I can do things. I just can’t do enough things to get more of my life back or to happily hop back on that whizzing treadmill of corporate America wherein I attempt to be as important and vital as I can be because like a good percentage of our population I’m terrible with money and without my actual bi-weekly salary I’m split seconds away from complete financial ruin. Thanks, Corona, for making me realize how badly I’ve screwed up my financial life a good fifteen years too late.

What I mean to say is, I finally understand that the way we live is so fucking wrong it practically screams it in our faces. Conspicuous consumption? Ask me how much money I spend on the potions I slather on my face to keep it looking and feeling younger than my 53 years. No. On second thought please don’t ask me that. I don’t want to answer. Even in my post-MS world, I somehow find a way to make my contribution to the damn economy even though I can no longer brag about having an impressive collection of really cool handbags and designer shoes. I still try to buy my way out of sadness and regret even now that I know without any doubt at all that’s not even possible. The extreme nature of this post-Corona world forces these reflections on me every single day as I realize over and over again that we’re in danger, girl, as Whoopi once said. We’re all in danger.
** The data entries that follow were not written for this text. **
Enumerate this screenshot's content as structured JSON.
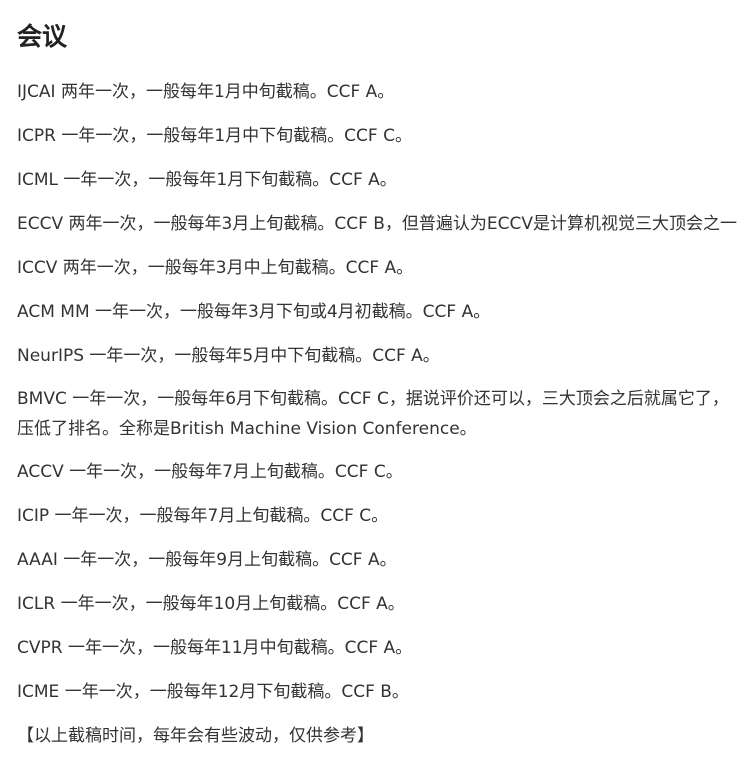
{
  "heading": "会议",
  "items": [
    "IJCAI 两年一次，一般每年1月中旬截稿。CCF A。",
    "ICPR 一年一次，一般每年1月中下旬截稿。CCF C。",
    "ICML 一年一次，一般每年1月下旬截稿。CCF A。",
    "ECCV 两年一次，一般每年3月上旬截稿。CCF B，但普遍认为ECCV是计算机视觉三大顶会之一",
    "ICCV 两年一次，一般每年3月中上旬截稿。CCF A。",
    "ACM MM 一年一次，一般每年3月下旬或4月初截稿。CCF A。",
    "NeurIPS 一年一次，一般每年5月中下旬截稿。CCF A。"
  ],
  "bmvc": {
    "line1": "BMVC 一年一次，一般每年6月下旬截稿。CCF C，据说评价还可以，三大顶会之后就属它了，",
    "line2": "压低了排名。全称是British Machine Vision Conference。"
  },
  "items2": [
    "ACCV 一年一次，一般每年7月上旬截稿。CCF C。",
    "ICIP 一年一次，一般每年7月上旬截稿。CCF C。",
    "AAAI 一年一次，一般每年9月上旬截稿。CCF A。",
    "ICLR 一年一次，一般每年10月上旬截稿。CCF A。",
    "CVPR 一年一次，一般每年11月中旬截稿。CCF A。",
    "ICME 一年一次，一般每年12月下旬截稿。CCF B。"
  ],
  "note": "【以上截稿时间，每年会有些波动，仅供参考】"
}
Healing in the time of Corona is a complex art. It’s a balancing act of trying hard enough but not too hard while pretending you can’t hear the ticking of the clock that tells you the world is about to get back to it and you’re still not outside world ready. I don’t think my co-workers or my bosses will be all that impressed with my ability to scoop one litter box (even though they really should be).

It’s not supposed to rain tomorrow which means Aaron, my PT, will probably want to get me outside walking and facing those four cement steps. I’m both motivated by this challenge and shrinking from it knowing how crushed I will be when our hour is over. I’ll climb into my bed on rickety legs and wonder what life will be like when I’m not in the MS version of training for a decathlon. Will I have enough energy to get back to some kind of life? Will that life still be there waiting for me? Will I have just plain taken too much time focusing on me?

It won’t be that life waiting for me. I can confidently say that my old life was a train wreck of misguided priorities that have been proven by the clearest of hindsight and zero parts of me want to pretend like I haven’t learned that lesson the hard way over the last nearly five years. But I will have to get back to some kind of life. It’s not comforting to me to realize that everyone feels this way right now – chronics and normals alike. Not comforting at all.

What is comforting is scooping that goddamn litter box. I’m going to focus on that for now.